La nouvelle tolérance envers les personnes potelées ne suffit pas. La science nutritionnelle à elle seule ne fait pas les étoiles. Et la concurrence ne dort jamais. Plus de 500 candidats, pour la plupart étrangers, postulent à quelques postes vacants dans un théâtre municipal allemand. Parce que les danseurs aiment venir en Allemagne. Les salaires ici sont plutôt bons et les avantages sociaux sont plus qu’acceptables. En Allemagne, les danseurs de groupe peuvent également fonder une famille avec plusieurs enfants grâce à l’aide de l’État. En cas de maladie ou de blessure survenant dans l’art du ballet de haut niveau, une aide est généralement fournie. Il existe également un accompagnement pour la « transition » vers une nouvelle vie professionnelle. En plus de la reconversion professionnelle, l’État verse les deux années habituelles d’allocations de chômage. Ceci n’est pas disponible dans d’autres pays.

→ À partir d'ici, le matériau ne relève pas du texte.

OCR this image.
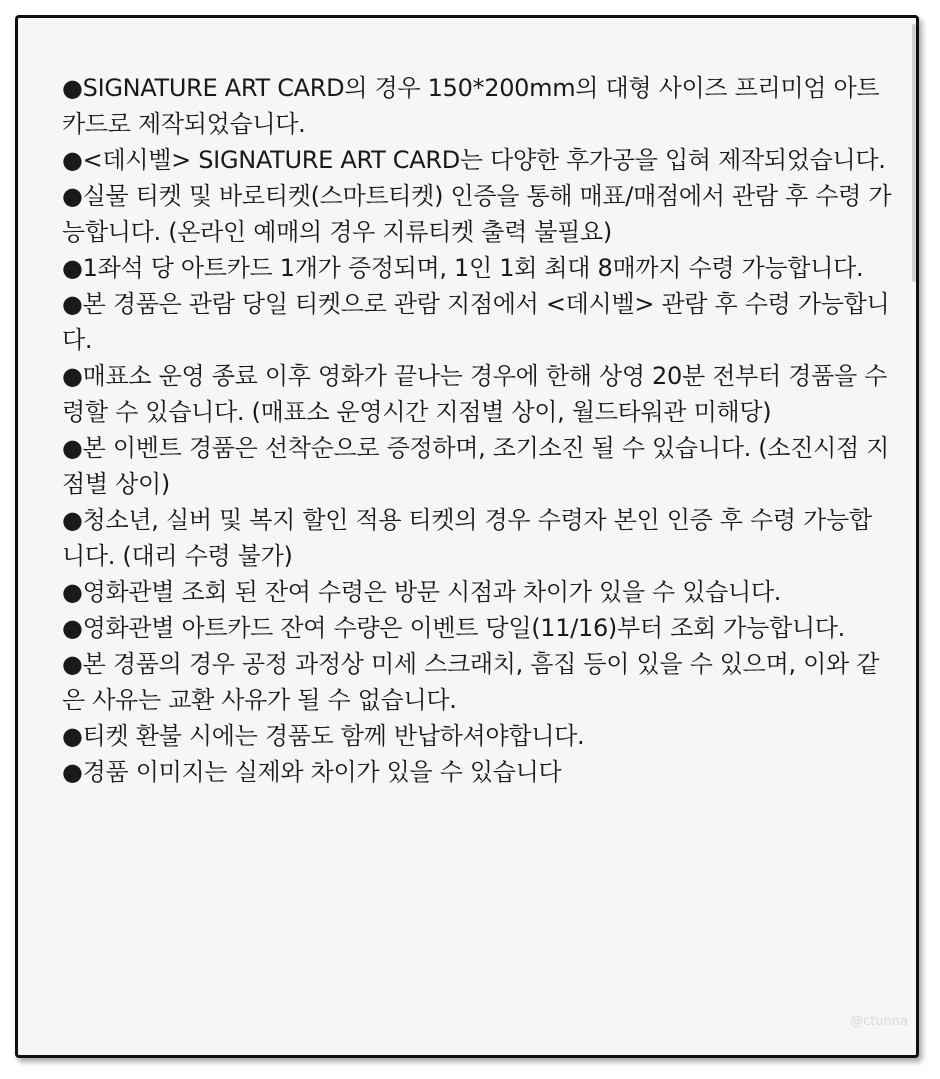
●SIGNATURE ART CARD의 경우 150*200mm의 대형 사이즈 프리미엄 아트카드로 제작되었습니다.
●<데시벨> SIGNATURE ART CARD는 다양한 후가공을 입혀 제작되었습니다.
●실물 티켓 및 바로티켓(스마트티켓) 인증을 통해 매표/매점에서 관람 후 수령 가능합니다. (온라인 예매의 경우 지류티켓 출력 불필요)
●1좌석 당 아트카드 1개가 증정되며, 1인 1회 최대 8매까지 수령 가능합니다.
●본 경품은 관람 당일 티켓으로 관람 지점에서 <데시벨> 관람 후 수령 가능합니다.
●매표소 운영 종료 이후 영화가 끝나는 경우에 한해 상영 20분 전부터 경품을 수령할 수 있습니다. (매표소 운영시간 지점별 상이, 월드타워관 미해당)
●본 이벤트 경품은 선착순으로 증정하며, 조기소진 될 수 있습니다. (소진시점 지점별 상이)
●청소년, 실버 및 복지 할인 적용 티켓의 경우 수령자 본인 인증 후 수령 가능합니다. (대리 수령 불가)
●영화관별 조회 된 잔여 수령은 방문 시점과 차이가 있을 수 있습니다.
●영화관별 아트카드 잔여 수량은 이벤트 당일(11/16)부터 조회 가능합니다.
●본 경품의 경우 공정 과정상 미세 스크래치, 흠집 등이 있을 수 있으며, 이와 같은 사유는 교환 사유가 될 수 없습니다.
●티켓 환불 시에는 경품도 함께 반납하셔야합니다.
●경품 이미지는 실제와 차이가 있을 수 있습니다
@ctunna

A Tokyo, où Saaya Iwata, l’une des diplômées de Windolf, va danser pour des fiançailles, la situation est la suivante : pendant les mois d’été, lorsque les théâtres sont en pause, les danseurs ne sont tout simplement pas payés. Aux États-Unis également, les danseurs de groupe sont menacés de difficultés sociales s’ils ne sont pas utilisés. Seul l’Opéra de Paris propose le service d’une pension de danseur à partir de 42 ans, comme il en existait également en RDA.
Nina Nashiki, dont j’ai décrit la belle énergie de danse au début, et Giuseppe Iodice, un talentueux diplômé masculin, se sont présentés à l’audition de l’Opéra de Paris. Là, ils ne pouvaient pas rivaliser avec la concurrence. Mais c’était bien pour eux deux d’être impliqués là-bas. Giuseppe va désormais commencer sa carrière à Ratisbonne, en Bavière, au lieu de Paris. “C’est comme ça : je vais commencer petit, mais je vais me développer et avancer”, dit-il. Heureusement pour lui : chez les garçons – on dit « garçons » en ballet – la compétition est un peu moins féroce.
Karen Malatesta, une camarade de Nina et Giuseppe, a néanmoins réussi à obtenir un contrat de projet avec le célèbre Ballet Dortmund. Elle renforcera le corps, l’ensemble, dans « Le Lac des Cygnes ». Et continuez à rechercher un engagement permanent. Se rendre à une audition fait partie du travail de nombreux danseurs professionnels. Leurs contrats ne durent souvent qu’un an. En Allemagne, ils prennent fin au moins un an avant leur expiration. Cela leur donne le temps de chercher un nouvel emploi. Certaines personnes nouvellement formées sont encore laissées pour compte. Ils retournent dans leurs familles après une jeunesse au pensionnat de ballet. Vos compétences restent pour le moment inutilisées.
Doreen Windolf souhaiterait que les théâtres allemands soient obligés d’embaucher des danseurs formés en Allemagne. Ce qui est difficile pour des raisons juridiques. Mais du point de vue de Windolf, ce serait une situation gagnant-gagnant, car après tout, c’est le contribuable qui finance la formation des jeunes artistes. Dans d’autres pays, même les bourses destinées aux « parents de ballet » restent chères. La formation à la « Staatliche » est cependant presque gratuite. Votre réputation doit maintenant se rétablir, alors les diplômés auront à nouveau une réelle chance. On espère le gala l’année prochaine.